Both run autonomous 'AI companies' on your hardware: Auto-Company ships 14 expert-modeled agents ideating and shipping 24/7; Fusion makes the company importable and inspectable — org charts, token share per agent, multi-agent chat rooms.
| Auto-Company | Fusion | |
|---|---|---|
| Stars | 1.3k | 964 |
| Forks | 166 | 118 |
| Language | Python | TypeScript |
| License | — | MIT |
| Last activity | 1 months ago | today |
| Topics | agents, orchestration | coding, orchestration |
| Curated connections | 2 | 3 |
Auto-Company — the curator's take
The maximalist experiment: give 14 role-agents a company charter and let them run around the clock on your hardware. As a living demo of agentic workflows it's genuinely instructive — watch where autonomy compounds and where it wanders. Treat the 'without human intervention' framing as aspiration, NOT audit: unattended agents produce unattended mistakes at 24/7 speed, token bills to match, and there's NO license file at review time — check before building on it.

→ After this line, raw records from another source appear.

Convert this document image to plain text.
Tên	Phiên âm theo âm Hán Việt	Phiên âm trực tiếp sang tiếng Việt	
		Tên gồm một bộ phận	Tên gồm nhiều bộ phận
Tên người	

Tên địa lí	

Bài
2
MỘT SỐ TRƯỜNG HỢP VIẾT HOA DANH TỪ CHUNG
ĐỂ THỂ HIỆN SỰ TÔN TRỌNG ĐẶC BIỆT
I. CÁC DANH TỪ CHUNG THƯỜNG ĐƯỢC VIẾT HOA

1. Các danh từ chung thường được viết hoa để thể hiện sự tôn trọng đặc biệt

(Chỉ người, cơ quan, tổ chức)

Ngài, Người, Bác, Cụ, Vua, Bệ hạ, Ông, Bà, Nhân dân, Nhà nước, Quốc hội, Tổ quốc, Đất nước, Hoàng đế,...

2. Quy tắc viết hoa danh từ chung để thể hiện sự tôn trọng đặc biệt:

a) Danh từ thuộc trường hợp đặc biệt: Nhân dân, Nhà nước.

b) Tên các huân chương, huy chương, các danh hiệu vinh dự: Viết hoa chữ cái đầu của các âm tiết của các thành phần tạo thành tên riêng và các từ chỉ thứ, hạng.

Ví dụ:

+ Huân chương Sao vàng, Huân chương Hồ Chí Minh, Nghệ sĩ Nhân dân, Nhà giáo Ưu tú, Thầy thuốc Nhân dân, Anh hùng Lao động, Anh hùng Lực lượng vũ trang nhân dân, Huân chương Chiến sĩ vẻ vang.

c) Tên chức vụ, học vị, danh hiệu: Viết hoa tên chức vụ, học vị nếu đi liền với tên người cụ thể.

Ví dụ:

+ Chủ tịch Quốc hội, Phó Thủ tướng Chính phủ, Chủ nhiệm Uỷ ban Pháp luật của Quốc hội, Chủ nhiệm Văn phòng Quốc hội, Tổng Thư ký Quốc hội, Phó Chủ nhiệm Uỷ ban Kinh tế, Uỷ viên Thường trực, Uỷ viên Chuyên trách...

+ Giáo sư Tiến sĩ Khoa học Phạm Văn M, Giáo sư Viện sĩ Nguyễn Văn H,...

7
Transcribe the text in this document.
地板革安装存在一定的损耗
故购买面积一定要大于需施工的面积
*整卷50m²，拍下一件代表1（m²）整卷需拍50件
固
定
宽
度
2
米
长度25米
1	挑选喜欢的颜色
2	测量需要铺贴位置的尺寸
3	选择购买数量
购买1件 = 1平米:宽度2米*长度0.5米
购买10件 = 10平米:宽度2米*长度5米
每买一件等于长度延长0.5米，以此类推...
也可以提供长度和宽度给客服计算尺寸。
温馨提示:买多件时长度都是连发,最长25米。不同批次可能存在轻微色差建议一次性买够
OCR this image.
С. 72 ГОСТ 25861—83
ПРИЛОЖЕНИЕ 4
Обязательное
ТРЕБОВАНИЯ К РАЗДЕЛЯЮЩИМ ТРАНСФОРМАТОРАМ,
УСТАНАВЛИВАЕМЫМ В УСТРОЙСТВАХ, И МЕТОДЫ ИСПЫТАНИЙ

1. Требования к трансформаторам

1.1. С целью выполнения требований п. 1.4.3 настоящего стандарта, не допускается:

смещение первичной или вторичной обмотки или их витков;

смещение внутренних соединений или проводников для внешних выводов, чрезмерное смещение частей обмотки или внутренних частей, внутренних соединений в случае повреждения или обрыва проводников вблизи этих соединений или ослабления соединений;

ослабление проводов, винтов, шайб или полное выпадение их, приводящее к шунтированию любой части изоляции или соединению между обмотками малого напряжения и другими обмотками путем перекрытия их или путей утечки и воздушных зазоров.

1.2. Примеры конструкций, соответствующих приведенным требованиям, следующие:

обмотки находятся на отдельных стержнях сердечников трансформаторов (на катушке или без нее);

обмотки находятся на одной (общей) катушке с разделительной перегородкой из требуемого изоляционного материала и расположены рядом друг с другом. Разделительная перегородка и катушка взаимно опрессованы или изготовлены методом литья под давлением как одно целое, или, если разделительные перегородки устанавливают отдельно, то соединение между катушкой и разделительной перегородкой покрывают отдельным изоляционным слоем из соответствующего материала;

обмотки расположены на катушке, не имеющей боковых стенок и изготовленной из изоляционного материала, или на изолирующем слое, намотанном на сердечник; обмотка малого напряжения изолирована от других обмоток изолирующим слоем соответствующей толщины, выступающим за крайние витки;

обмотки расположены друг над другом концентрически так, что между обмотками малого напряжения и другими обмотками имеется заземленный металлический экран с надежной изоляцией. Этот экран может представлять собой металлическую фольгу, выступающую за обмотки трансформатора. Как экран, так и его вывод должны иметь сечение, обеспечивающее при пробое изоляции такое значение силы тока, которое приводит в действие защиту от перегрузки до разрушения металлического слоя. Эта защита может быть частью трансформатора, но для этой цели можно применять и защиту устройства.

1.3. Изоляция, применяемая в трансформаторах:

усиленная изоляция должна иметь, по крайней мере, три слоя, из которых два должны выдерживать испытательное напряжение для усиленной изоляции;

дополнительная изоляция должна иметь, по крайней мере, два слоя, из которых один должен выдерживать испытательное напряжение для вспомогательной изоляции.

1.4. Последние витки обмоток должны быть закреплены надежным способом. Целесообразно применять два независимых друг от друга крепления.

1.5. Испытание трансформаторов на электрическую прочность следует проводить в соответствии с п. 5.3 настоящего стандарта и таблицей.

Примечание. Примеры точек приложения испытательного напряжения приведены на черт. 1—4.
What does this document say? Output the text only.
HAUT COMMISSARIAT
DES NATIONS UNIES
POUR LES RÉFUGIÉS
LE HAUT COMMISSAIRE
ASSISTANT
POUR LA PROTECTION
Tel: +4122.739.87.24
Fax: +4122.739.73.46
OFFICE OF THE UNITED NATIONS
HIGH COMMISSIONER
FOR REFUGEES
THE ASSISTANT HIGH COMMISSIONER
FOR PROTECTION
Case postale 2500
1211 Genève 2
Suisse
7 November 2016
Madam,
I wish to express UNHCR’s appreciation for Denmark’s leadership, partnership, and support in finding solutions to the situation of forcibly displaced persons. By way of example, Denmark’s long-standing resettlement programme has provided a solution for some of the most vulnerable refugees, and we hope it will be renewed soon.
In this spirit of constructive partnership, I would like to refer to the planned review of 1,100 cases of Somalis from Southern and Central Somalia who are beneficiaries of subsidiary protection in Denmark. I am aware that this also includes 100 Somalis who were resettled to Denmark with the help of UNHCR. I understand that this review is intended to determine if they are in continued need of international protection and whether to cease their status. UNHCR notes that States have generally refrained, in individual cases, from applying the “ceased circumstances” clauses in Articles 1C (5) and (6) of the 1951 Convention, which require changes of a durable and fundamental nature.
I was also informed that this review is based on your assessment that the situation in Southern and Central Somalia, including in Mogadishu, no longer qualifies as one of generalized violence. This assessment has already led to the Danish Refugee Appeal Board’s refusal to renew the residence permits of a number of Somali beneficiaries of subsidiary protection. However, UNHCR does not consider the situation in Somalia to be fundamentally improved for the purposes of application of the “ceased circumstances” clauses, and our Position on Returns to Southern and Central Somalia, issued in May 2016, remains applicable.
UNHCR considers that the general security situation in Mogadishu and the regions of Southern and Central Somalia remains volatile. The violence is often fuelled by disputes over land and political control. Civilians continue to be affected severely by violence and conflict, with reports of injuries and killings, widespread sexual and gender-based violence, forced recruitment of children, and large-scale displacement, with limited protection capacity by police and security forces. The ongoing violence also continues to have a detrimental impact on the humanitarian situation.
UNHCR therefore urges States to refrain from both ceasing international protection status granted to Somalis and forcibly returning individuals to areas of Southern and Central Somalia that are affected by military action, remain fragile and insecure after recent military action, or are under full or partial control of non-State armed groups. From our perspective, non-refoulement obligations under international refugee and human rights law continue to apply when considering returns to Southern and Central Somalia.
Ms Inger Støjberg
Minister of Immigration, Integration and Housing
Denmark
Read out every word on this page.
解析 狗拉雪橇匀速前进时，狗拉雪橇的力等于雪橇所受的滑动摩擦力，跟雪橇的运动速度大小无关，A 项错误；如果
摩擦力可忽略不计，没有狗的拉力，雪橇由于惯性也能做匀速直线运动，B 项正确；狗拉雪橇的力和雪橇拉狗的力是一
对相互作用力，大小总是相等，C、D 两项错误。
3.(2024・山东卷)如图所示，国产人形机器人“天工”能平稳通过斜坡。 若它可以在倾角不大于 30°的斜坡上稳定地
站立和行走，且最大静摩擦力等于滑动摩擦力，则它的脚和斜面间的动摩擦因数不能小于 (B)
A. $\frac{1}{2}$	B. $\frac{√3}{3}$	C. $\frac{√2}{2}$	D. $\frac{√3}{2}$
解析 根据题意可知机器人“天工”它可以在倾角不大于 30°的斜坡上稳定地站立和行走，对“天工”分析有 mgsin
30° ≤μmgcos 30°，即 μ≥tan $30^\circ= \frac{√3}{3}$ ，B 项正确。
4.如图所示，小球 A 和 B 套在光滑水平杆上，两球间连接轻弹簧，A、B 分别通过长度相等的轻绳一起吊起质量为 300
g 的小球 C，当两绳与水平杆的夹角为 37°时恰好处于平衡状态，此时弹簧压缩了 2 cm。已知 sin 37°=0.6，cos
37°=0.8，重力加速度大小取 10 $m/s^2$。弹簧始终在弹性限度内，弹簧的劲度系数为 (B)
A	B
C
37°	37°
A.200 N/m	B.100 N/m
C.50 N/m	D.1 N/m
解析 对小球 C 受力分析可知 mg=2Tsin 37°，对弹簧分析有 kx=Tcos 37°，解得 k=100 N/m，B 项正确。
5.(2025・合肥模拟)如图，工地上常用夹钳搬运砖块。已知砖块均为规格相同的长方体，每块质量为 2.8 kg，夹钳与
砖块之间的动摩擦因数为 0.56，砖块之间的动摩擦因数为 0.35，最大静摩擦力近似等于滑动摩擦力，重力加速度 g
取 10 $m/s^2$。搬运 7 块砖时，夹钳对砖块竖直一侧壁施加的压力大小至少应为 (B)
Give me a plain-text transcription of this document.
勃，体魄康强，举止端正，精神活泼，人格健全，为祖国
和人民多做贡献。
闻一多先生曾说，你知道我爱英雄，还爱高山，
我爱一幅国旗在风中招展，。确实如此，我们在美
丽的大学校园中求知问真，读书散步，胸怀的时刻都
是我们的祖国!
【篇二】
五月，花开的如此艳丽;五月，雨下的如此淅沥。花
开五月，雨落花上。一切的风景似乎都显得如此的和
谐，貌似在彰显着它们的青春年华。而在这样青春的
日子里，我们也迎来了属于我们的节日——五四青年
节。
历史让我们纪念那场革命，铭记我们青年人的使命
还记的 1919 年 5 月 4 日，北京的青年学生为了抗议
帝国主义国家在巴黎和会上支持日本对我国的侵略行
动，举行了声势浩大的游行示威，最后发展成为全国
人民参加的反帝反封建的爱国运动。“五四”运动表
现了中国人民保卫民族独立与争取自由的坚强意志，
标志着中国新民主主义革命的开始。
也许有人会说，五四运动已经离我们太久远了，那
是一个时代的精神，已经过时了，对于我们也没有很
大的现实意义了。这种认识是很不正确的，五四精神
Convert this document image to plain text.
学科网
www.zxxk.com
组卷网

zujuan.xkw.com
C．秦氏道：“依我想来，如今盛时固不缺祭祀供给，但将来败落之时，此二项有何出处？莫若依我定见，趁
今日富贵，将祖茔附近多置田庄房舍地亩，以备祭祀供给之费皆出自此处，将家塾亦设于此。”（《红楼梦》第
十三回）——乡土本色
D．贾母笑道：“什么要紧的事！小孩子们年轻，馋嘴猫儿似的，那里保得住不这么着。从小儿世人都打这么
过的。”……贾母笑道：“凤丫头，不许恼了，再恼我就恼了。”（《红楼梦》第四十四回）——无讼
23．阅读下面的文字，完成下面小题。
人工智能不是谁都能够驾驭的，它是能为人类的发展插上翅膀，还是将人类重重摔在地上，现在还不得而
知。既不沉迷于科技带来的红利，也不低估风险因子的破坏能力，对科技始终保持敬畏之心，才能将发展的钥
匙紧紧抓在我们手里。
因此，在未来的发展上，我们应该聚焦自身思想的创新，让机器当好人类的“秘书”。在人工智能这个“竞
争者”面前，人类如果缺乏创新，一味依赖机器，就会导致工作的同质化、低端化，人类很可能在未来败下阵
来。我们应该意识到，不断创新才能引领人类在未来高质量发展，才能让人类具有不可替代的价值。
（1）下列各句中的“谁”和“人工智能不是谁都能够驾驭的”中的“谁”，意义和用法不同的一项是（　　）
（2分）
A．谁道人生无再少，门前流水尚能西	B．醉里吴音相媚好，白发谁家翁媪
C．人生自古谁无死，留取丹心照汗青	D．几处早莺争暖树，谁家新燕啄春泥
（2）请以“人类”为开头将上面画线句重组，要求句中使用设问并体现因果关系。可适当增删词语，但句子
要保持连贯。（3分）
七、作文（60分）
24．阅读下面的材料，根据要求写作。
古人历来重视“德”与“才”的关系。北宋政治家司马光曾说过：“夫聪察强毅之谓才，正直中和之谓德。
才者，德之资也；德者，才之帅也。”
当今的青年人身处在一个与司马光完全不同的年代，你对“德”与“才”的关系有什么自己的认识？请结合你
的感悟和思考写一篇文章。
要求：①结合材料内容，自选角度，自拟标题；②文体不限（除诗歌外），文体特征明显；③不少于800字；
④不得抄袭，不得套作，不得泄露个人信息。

Fusion — the curator's take
The most ambitious entry in the agent-factory wave: visual workflow authoring (plan→execute→review graphs you can edit), per-task oversight levels from observe to autonomous with human gates on merges, a multi-node mesh (fleet on a server, steered from your phone), importable 'agent companies' (440+ pre-built agents), and a Command Center with real fleet telemetry. Genuinely MIT and shipping weekly. When NOT: it wears its 'early preview' badge honestly — breadth currently outruns depth, so expect rough edges; if you want minimal-machinery unattended runs from an issue tracker, contrabass is the leaner tool, and a single interactive session needs none of this.